Cztery ambientowe etiudy zapowiadają nowy album szamana z południa Polski.
Potencjał Łukasza mogliśmy poznać przy okazji premiery albumu „†Ω‡Ω†” (nasza recenzja jest tutaj), który oscylował w tematach zbliżonych do dub techno, witch-house’u oraz mrocznego electro. W maju tego roku Poleszak ponownie wydaje, a płyta „Open Doors” (recenzja tutaj) staje się świetną okazją do odświeżenia klimatu brudnego punku i rave’u z końca lat sześćdziesiątych. Tym razem mamy do czynienia z inną estetyką. To swojego rodzaju prolog do nadchodzącej trzeciej części trylogii a zarazem jej ostateczne zwieńczenie. Produkcja jest zlepkiem najlepszych stron ambientu, techno oraz lansowanej przez Wudeca muzyki trippintronic.

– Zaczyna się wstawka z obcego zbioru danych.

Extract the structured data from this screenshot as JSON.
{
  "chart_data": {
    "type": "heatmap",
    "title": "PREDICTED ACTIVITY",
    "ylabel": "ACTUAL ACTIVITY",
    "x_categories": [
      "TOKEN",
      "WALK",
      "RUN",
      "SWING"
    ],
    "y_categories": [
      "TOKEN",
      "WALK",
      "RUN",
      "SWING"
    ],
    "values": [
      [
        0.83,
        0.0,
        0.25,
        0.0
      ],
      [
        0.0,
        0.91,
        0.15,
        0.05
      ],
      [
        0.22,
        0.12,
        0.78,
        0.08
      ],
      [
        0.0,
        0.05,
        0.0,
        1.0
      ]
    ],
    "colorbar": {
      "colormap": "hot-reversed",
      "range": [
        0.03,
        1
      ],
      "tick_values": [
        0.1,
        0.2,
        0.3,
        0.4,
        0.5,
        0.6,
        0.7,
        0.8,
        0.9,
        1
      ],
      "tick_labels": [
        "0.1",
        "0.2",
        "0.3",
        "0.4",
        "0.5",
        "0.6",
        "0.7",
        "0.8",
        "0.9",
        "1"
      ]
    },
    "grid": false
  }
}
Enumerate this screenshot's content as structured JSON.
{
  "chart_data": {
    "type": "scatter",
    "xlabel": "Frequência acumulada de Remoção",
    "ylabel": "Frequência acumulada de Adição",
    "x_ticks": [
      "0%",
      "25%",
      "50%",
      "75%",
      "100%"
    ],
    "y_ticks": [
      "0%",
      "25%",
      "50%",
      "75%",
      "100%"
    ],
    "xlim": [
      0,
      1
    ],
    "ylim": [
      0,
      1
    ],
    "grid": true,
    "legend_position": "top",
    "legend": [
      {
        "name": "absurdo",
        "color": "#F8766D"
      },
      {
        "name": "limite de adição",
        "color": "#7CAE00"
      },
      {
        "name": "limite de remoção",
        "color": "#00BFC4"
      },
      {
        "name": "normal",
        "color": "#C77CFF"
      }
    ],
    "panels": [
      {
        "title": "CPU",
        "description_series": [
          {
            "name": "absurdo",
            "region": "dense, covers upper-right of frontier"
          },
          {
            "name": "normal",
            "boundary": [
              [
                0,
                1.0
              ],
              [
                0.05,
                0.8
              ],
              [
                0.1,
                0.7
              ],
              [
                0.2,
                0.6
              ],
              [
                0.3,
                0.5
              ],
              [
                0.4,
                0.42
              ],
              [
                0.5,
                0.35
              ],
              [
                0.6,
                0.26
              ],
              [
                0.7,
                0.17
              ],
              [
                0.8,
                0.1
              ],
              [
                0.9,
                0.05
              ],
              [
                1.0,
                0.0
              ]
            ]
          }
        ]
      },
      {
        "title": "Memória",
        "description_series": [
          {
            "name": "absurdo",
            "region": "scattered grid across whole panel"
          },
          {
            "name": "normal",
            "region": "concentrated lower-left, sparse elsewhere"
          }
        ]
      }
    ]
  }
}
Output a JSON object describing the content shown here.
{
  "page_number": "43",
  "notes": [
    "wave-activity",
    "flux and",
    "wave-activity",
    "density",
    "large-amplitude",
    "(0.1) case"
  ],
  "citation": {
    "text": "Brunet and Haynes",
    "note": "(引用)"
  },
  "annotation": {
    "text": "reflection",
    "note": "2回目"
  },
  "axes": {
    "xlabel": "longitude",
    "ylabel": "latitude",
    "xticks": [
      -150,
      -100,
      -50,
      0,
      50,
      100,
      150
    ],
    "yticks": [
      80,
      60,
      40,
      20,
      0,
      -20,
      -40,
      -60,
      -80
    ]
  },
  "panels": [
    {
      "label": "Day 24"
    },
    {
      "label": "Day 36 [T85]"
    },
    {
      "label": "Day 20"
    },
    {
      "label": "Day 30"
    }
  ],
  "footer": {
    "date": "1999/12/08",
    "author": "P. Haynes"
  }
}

Zaczynamy od „Lacus” z rozbudowaną na ponad dwadzieścia minut aranżacją. Liczne zakłócenia oraz szmery wprowadzają ponury i niebezpieczny klimat. W tle słychać spadające krople wody, wydzielające się z rur gazy oraz przeciągnięte przez filtr echa oraz delay tępe dźwięki blachy. Czuję się trochę jak na dnie oceanu, gdzie jestem prawdopodobnie ostatnim członkiem zatopionego statku. Na pokładzie zostało jeszcze trochę powietrza, więc staram się rozpoznać sytuację i wydostać z tego docelowego grobu. Nagle odczuwam trzęsienie dna oceanu a statek zaczyna opadać i zbliżać się do urwiska z nieskończoną czarną głębią. Na szczęście zatrzymał się kilka metrów od tej spektakularnej czarnej dziury. Syreny alarmowe przywróciły mi świadomość a za oknem z prawej burty zauważyłem zbliżające się w moją stronę światła. Napędzane potężnym subbasem pojazdy otoczyły mój wrak i wysłały sygnał na stację odbiorczą.
W „Silva” dowiaduję się, że trafiłem na terytorium podmorskich piratów a statek w którym się znajduję został ostrzelany przez działa tutejszych korsarzy. Silne uderzenia stopy, syntezatorowe arpeggia oraz pękające nity spajające stalową konstrukcję promu zwiastują moment spotkania. Dzikie głosy załogi już są na moim terytorium. Jak się skończy to spotkanie? Pomalowane na biało ciała były pierwszym i ostatnim obrazem jaki wówczas zobaczyłem, gdyż jeden mężczyzn uderzył mnie kolbą karabinu w głowę a ja straciłem przytomność. Po zrobieniu podwodnego pomostu pomiędzy naszymi statkami przeniesiono mnie na okręt docelowy. Obudziłem się w nieznanym mi miejscu. Wydrążone tunele świadczyły o pracy ludzkich rąk oraz o ogromnej konsekwencji w działaniu. Ktoś tutaj szukał czegoś naprawdę cennego.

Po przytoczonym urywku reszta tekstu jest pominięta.